While the United States Marshals Service effectively safeguards federally-seized digital currencies, a new audit suggests that the law enforcement agency needs to take additional steps to properly track and organize its cryptocurrency assets through improved inventory management. 

Published in an audit of the USMS’s cryptocurrency seizure practices, the findings focused on the agency’s usage of tangential spreadsheets used to document digital currency inventories. The audit noted that this approach is inefficient in reporting accuracy and poses a risk to accurate accounting of the total value of cryptocurrencies seized by federal officials.

“The USMS serves as the primary custodian for the DOJ’s seized assets and, as of June 2021, managed nearly 200 DOJ cryptocurrency seizures,” the report notes. “However, the USMS faces challenges in managing and tracking cryptocurrency in the U.S. Department of Justice’s official seized asset tracking system.”

Without a standardized set of regulations and procedures for cataloging and valuing the amount of digital assets in federal custody, the USMS is further hindered from building out any other cryptocurrency services, such as government contracts to outsource managing responsibilities.

“The USMS should establish seized cryptocurrency policies and procedures related to inventory management, asset storage, quantification, valuation and disposal prior to handing over its seized cryptocurrency responsibilities to a contractor,” the audit reads. 

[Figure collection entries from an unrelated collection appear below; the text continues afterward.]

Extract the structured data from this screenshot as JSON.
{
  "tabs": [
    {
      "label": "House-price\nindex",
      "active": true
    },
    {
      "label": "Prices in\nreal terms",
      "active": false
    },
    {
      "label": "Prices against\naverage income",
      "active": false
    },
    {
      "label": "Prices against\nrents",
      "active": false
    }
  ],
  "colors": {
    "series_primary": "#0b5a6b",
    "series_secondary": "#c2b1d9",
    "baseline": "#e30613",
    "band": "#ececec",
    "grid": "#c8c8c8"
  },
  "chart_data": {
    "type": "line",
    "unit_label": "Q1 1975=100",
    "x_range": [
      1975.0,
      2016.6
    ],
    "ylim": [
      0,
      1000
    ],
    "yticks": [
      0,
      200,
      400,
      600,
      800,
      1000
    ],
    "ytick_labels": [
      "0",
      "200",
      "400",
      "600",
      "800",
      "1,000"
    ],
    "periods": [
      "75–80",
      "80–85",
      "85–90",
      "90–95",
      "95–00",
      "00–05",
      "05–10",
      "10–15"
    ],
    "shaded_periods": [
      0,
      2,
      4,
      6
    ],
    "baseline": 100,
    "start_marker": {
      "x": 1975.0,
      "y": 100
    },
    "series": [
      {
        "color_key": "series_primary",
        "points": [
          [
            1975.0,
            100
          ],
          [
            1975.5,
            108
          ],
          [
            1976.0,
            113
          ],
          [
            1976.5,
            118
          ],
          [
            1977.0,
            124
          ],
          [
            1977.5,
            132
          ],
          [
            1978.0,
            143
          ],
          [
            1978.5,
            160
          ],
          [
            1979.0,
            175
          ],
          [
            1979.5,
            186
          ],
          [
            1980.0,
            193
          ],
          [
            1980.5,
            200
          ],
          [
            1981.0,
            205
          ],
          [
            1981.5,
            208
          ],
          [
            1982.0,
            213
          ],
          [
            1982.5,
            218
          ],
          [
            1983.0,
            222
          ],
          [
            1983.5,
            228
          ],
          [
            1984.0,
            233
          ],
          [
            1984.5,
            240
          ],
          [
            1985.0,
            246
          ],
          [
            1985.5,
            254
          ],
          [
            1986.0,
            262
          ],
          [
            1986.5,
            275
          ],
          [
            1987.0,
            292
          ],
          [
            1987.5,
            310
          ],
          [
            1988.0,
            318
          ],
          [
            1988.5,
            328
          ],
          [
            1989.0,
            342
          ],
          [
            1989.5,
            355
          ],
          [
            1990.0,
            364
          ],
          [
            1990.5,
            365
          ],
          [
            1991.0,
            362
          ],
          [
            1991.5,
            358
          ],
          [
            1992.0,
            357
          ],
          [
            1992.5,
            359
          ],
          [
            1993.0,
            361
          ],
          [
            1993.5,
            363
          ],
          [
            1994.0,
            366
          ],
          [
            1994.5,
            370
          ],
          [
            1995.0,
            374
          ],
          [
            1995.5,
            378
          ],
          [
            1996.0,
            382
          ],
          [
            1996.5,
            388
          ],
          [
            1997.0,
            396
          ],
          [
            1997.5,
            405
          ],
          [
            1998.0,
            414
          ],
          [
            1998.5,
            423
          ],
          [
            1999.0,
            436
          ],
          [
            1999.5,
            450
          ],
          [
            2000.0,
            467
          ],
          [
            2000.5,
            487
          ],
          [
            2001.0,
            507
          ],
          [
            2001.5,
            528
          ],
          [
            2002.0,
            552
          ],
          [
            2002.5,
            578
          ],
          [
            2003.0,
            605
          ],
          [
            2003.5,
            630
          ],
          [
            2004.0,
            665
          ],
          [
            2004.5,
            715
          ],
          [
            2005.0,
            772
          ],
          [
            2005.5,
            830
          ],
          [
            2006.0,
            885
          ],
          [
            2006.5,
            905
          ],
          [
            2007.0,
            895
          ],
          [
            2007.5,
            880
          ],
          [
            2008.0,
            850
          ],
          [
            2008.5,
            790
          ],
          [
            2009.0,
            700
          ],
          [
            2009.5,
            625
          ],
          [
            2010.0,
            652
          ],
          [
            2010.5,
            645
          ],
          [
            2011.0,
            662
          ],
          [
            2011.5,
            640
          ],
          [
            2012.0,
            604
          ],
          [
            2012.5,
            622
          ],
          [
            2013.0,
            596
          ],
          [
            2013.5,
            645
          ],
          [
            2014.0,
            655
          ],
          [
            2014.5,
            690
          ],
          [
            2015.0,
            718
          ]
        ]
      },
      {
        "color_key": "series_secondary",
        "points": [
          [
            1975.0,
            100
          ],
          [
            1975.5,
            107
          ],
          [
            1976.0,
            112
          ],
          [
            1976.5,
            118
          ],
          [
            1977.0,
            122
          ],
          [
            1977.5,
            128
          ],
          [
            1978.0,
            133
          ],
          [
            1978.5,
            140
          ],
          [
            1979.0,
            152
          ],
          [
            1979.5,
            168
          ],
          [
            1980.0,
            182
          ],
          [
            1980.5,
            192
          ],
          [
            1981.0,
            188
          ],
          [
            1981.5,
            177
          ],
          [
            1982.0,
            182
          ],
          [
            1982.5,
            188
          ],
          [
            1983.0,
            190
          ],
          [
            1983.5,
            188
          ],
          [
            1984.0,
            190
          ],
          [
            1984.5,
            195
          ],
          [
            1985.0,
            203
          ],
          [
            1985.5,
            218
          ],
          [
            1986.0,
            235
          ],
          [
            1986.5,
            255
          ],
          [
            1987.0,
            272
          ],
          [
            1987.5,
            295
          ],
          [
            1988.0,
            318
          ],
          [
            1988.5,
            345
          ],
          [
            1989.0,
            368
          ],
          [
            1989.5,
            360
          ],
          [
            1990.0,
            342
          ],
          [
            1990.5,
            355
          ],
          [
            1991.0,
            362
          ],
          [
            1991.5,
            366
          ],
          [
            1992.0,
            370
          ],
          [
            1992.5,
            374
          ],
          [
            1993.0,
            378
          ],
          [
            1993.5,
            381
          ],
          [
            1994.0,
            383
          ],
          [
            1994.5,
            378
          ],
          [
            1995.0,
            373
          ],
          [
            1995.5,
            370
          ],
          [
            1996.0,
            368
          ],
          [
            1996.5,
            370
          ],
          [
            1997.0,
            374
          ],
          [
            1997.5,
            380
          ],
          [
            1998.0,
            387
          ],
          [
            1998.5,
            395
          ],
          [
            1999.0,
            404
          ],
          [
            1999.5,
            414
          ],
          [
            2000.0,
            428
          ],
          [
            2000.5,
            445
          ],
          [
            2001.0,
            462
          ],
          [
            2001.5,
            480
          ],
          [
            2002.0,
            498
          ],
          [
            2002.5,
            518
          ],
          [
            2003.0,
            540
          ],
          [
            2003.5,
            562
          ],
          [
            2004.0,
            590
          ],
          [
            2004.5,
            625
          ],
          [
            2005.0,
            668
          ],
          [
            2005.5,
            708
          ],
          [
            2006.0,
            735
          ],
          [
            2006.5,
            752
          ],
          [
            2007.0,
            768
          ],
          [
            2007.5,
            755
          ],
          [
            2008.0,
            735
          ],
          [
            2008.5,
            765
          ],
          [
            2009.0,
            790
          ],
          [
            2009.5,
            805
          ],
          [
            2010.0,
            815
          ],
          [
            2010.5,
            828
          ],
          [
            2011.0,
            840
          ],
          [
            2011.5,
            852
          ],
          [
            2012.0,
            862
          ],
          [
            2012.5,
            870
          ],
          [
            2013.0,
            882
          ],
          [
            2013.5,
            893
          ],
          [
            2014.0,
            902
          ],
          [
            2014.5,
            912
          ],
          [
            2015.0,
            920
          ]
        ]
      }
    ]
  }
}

Current estimates report that the USMS has a total of $466 million worth of cryptocurrency seized by the Department of Justice in its care, as of September 2021. Officials rely on Justice’s CATS asset cataloging system to manage its digital currencies 

Overall, the USMS does an “adequate” job of chronicling and storing cryptocurrencies. But the legacy CATS system is designed to manually determine the assets’ cryptocurrency information, which can make data on digital assets in federal possession inconsistent due to human error.

Moreover, the USMS is lacking supplementary policies and procedures to guide the database management of cryptocurrency inventories, resulting in errors and other irregularities within the CATS system. The lack of property cataloging can risk errors in reporting and future federal sales of assets. 

“We recommend the USMS develop and implement policies and procedures to handle cryptocurrency forks that occur for an asset in custody, to include assigning a unique CATS identification number to the new asset,” the report says. 

This report follows recent federal auctions of cryptocurrencies and other digital assets attained by the U.S. government through seizure, donations and other means. The General Services Administration auctioned its latest batch last week, valued at over $268,000.